Laissons maintenant dormir en paix le passé et arrivons au procès intenté par l’école historique aux doctrines économiques qui datent de la révolution française. S’il était vrai, en effet, que les doctrines de l’économie libérale (pour parler comme l’école historique), en matière de production et de concurrence, fussent en partie responsables des maux dont souffre la société moderne, on ne saurait trop s’appliquer à battre en brèche ces doctrines et à ruiner leur crédit. Voyons donc si ce procès est bien fondé.

Aux termes de l’acte d’accusation porté par ceux qui s’intitulent les économistes chrétiens contre les économistes libéraux, toute la doctrine de ces derniers se résume en deux formules : Laissez faire, laissez passer, — Le travail est une marchandise. La première de ces formules traduit les doctrines des économistes libéraux sur la question du travail et de la concurrence ; la seconde définit les rapports du capital et du travail, des patrons et des ouvriers. Au dire de l’école historique, l’une et l’autre maximes ont produit des maux incalculables. Elles ont proclamé en principe la légitimité de la jouissance égoïste et reconnu comme unique mobile de l’activité humaine la satisfaction des besoins individuels. A l’ancienne harmonie des intérêts qui régnait dans le monde industriel elles ont substitué la concurrence déloyale, la spéculation sans frein, l’exploitation de l’homme par l’homme. Là où la paix existait, elles ont déchaîné la guerre ; là où la charité réglait les rapports des hommes entre eux, elles ont semé la haine. Et comme ce sont les économistes, depuis Gournay et Adam Smith jusqu’à Cobden et Joseph Garnier (pour ne parler que des morts), qui, en les érigeant à la hauteur d’axiomes incontestables, les ont fait accepter comme règle de conduite par les particuliers et par l’état, c’est sur eux que doit retomber la responsabilité directe de la confusion déplorable où se débat la société moderne. Leur néfaste influence met obstacle au rétablissement de la paix sociale, que le retour aux saines doctrines d’autrefois suffirait à assurer, et entretient dans le monde du travail un antagonisme funeste[1].

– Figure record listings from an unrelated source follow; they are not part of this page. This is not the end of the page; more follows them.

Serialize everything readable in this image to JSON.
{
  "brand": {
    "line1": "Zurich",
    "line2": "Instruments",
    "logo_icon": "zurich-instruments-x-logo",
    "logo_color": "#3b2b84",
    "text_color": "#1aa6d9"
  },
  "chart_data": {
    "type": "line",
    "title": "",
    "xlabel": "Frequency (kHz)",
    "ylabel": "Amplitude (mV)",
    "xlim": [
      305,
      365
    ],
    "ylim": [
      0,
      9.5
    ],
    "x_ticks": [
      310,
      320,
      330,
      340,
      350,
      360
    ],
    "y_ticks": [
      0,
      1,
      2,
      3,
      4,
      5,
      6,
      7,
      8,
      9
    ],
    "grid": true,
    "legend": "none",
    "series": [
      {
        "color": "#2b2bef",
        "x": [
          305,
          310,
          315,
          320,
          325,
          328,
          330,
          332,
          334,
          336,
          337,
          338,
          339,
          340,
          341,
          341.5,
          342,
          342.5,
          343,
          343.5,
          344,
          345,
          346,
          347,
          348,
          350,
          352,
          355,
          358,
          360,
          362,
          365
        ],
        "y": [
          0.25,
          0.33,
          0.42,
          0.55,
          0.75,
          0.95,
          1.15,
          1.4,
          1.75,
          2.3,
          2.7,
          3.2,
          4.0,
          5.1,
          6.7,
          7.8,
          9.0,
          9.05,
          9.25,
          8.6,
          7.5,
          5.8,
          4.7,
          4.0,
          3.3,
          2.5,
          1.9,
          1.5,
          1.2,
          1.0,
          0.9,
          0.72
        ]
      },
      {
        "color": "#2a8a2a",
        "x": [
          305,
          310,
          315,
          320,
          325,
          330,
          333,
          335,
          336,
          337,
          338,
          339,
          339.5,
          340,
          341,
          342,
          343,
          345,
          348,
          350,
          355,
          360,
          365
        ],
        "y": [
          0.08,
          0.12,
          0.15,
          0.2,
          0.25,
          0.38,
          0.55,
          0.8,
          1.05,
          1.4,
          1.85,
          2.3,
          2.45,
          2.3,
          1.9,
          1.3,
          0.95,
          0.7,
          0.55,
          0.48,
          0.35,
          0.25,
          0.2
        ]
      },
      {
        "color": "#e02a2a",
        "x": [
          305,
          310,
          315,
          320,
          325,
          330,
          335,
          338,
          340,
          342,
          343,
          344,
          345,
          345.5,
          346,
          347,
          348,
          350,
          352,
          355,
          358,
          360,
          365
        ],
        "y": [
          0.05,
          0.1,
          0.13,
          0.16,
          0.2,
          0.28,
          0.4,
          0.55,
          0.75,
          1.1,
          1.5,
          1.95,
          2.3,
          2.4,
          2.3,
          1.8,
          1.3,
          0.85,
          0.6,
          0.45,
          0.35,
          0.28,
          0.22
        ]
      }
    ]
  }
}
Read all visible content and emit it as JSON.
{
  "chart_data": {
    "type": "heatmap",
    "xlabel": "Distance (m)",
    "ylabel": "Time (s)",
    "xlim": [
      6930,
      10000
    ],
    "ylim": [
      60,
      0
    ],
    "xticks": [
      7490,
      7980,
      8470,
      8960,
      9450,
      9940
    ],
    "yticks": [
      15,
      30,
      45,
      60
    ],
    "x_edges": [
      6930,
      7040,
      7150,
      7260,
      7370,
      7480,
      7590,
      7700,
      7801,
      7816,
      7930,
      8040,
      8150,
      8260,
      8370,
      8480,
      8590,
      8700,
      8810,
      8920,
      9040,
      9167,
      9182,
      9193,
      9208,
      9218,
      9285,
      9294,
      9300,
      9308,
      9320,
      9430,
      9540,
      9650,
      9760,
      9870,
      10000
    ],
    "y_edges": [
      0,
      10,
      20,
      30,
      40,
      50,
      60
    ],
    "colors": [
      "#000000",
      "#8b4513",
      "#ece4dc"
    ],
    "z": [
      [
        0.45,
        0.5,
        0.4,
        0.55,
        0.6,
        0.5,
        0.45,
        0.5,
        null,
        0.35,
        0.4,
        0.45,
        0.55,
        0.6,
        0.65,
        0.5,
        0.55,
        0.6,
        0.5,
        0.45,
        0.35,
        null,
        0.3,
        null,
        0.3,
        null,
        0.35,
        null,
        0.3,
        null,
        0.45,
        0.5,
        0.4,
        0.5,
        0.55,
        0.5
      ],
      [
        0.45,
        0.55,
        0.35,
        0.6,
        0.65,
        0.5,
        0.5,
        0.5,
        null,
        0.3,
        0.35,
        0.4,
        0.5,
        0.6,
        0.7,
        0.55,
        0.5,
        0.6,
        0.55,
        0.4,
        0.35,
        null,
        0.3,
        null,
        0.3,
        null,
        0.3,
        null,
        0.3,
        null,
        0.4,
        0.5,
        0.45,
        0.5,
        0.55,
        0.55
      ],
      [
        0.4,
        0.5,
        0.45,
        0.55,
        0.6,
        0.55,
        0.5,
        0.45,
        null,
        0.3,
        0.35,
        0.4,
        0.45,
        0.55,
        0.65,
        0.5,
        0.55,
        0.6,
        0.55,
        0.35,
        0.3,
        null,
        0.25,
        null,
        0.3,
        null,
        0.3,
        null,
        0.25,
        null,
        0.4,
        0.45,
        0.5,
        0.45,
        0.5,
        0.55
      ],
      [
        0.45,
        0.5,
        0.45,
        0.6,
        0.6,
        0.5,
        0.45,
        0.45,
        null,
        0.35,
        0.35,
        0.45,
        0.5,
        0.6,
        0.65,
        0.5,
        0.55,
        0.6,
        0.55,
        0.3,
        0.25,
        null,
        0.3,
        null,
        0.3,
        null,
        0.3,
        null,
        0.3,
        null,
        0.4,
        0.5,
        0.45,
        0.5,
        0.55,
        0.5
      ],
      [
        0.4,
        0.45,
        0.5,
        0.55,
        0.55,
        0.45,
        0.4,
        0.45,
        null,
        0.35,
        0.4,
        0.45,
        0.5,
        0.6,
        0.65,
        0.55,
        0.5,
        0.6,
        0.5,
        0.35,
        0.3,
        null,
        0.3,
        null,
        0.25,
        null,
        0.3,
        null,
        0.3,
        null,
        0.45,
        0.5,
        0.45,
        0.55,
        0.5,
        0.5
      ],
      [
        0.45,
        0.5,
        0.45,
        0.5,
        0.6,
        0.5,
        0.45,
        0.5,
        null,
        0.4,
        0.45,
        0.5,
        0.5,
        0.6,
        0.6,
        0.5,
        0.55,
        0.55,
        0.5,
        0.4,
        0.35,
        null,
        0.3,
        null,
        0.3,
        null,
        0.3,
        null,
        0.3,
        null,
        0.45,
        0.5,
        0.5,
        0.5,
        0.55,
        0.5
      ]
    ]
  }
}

  1. Ces "griefs de l’école historique contre les économistes ont été rassemblés naguère avec beaucoup de vigueur dans un article sur la législation du travail qui a paru dans l’Association catholique, organe des cercles catholiques, et qui a pour auteur M. Jean Lœsevitz. Dans une réfutation due à la plume de M. Arthur Mangin, rédacteur de l’Économiste français, on a pu dire sans exagération que le titre véritable de cet article devrait être : les Crimes de la liberté.